Kevin M wrote:To add a bit more to the geometric math subtraction of ER ...

The return values are annualized return, also referred to as compound annual growth rate, or CAGR. This is the value, r, that you can plug into this formula to get cumulative growth over N years:

(1 + r) ^ N

Since we are compounding r over N years, we must subtract the expense ratio, E, from the gross return, R, in a way that also works with compounding. This is because the expense is subtracted each year, reducing the net amount you have to continue compounding in subsequent years.

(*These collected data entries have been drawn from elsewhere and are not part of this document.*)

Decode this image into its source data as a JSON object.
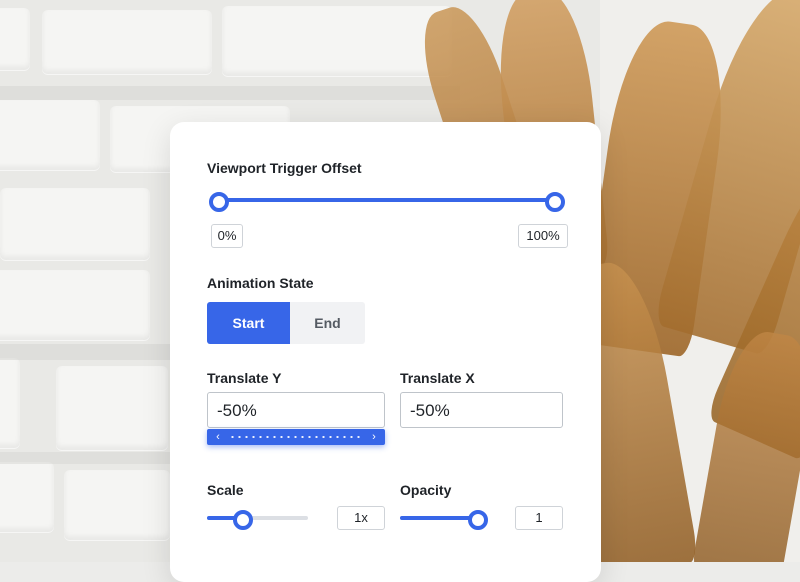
{
  "panel": {
    "viewport_offset": {
      "label": "Viewport Trigger Offset",
      "min_value": "0%",
      "max_value": "100%",
      "range_start": 0,
      "range_end": 100
    },
    "animation_state": {
      "label": "Animation State",
      "options": [
        "Start",
        "End"
      ],
      "selected": "Start"
    },
    "translate_y": {
      "label": "Translate Y",
      "value": "-50%"
    },
    "translate_x": {
      "label": "Translate X",
      "value": "-50%"
    },
    "scrubber": {
      "left_arrow": "‹",
      "right_arrow": "›"
    },
    "scale": {
      "label": "Scale",
      "value": "1x",
      "level": 0.36
    },
    "opacity": {
      "label": "Opacity",
      "value": "1",
      "level": 1.0
    }
  },
  "colors": {
    "accent": "#3766e8",
    "inactive_button": "#f1f2f4",
    "card_bg": "#ffffff"
  }
}
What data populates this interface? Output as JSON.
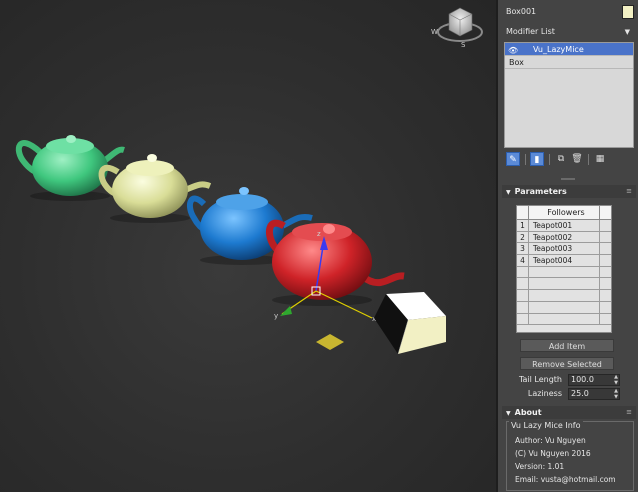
{
  "viewport": {
    "viewcube_labels": [
      "W",
      "S"
    ]
  },
  "panel": {
    "object_name": "Box001",
    "object_color": "#f2f0c4",
    "modifier_list_label": "Modifier List",
    "stack": [
      {
        "label": "Vu_LazyMice",
        "selected": true
      },
      {
        "label": "Box",
        "selected": false
      }
    ],
    "stack_tool_icons": [
      "pin-stack-icon",
      "show-end-result-icon",
      "make-unique-icon",
      "remove-modifier-icon",
      "configure-sets-icon"
    ],
    "parameters": {
      "title": "Parameters",
      "followers_header": "Followers",
      "followers": [
        {
          "index": "1",
          "name": "Teapot001"
        },
        {
          "index": "2",
          "name": "Teapot002"
        },
        {
          "index": "3",
          "name": "Teapot003"
        },
        {
          "index": "4",
          "name": "Teapot004"
        }
      ],
      "add_item": "Add Item",
      "remove_selected": "Remove Selected",
      "tail_length_label": "Tail Length",
      "tail_length_value": "100.0",
      "laziness_label": "Laziness",
      "laziness_value": "25.0"
    },
    "about": {
      "title": "About",
      "group_title": "Vu Lazy Mice Info",
      "author": "Author: Vu Nguyen",
      "copyright": "(C) Vu Nguyen 2016",
      "version": "Version: 1.01",
      "email": "Email: vusta@hotmail.com"
    }
  },
  "colors": {
    "teapot_green": "#4fd18a",
    "teapot_yellow": "#dfe3a0",
    "teapot_blue": "#1f7fd0",
    "teapot_red": "#d0262a",
    "box_color": "#f2f0c4",
    "selection_blue": "#4a73c9"
  }
}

Note that if you plug in reasonable values, the difference between R - E and (1+R)/(1+E) - 1 is quite small. Try it with R = 2% and E = 0.2%, in which case R - E = 1.800%, while (1+R)/(1+E)-1 = 1.796%, so they both round to 1.80%. Or try it with R=5% and E=0.2%, and you get 4.80% vs. 4.79%--again, not much difference.

Note the similarity to the difference between the exact and approximate formulas for adjusting returns for inflation. The approximate formula is r = R - I, where r is real return, R is nominal return, and I is inflation rate. The exact formula is r = (1+R)/(1+I) - 1. Again, plugging in some sample numbers, I'll use R = 5% and I = 2%.

Approximate: r = R - I = 5% - 2% = 3%.

Exact: r = (1+R)/(1+I) - 1 = 1.05/1.02 - 1 = 2.94%.

Pretty close, so most people are going to be OK with the approximate value, but it's not exactly correct, and when compounded over many years could make a relevant difference.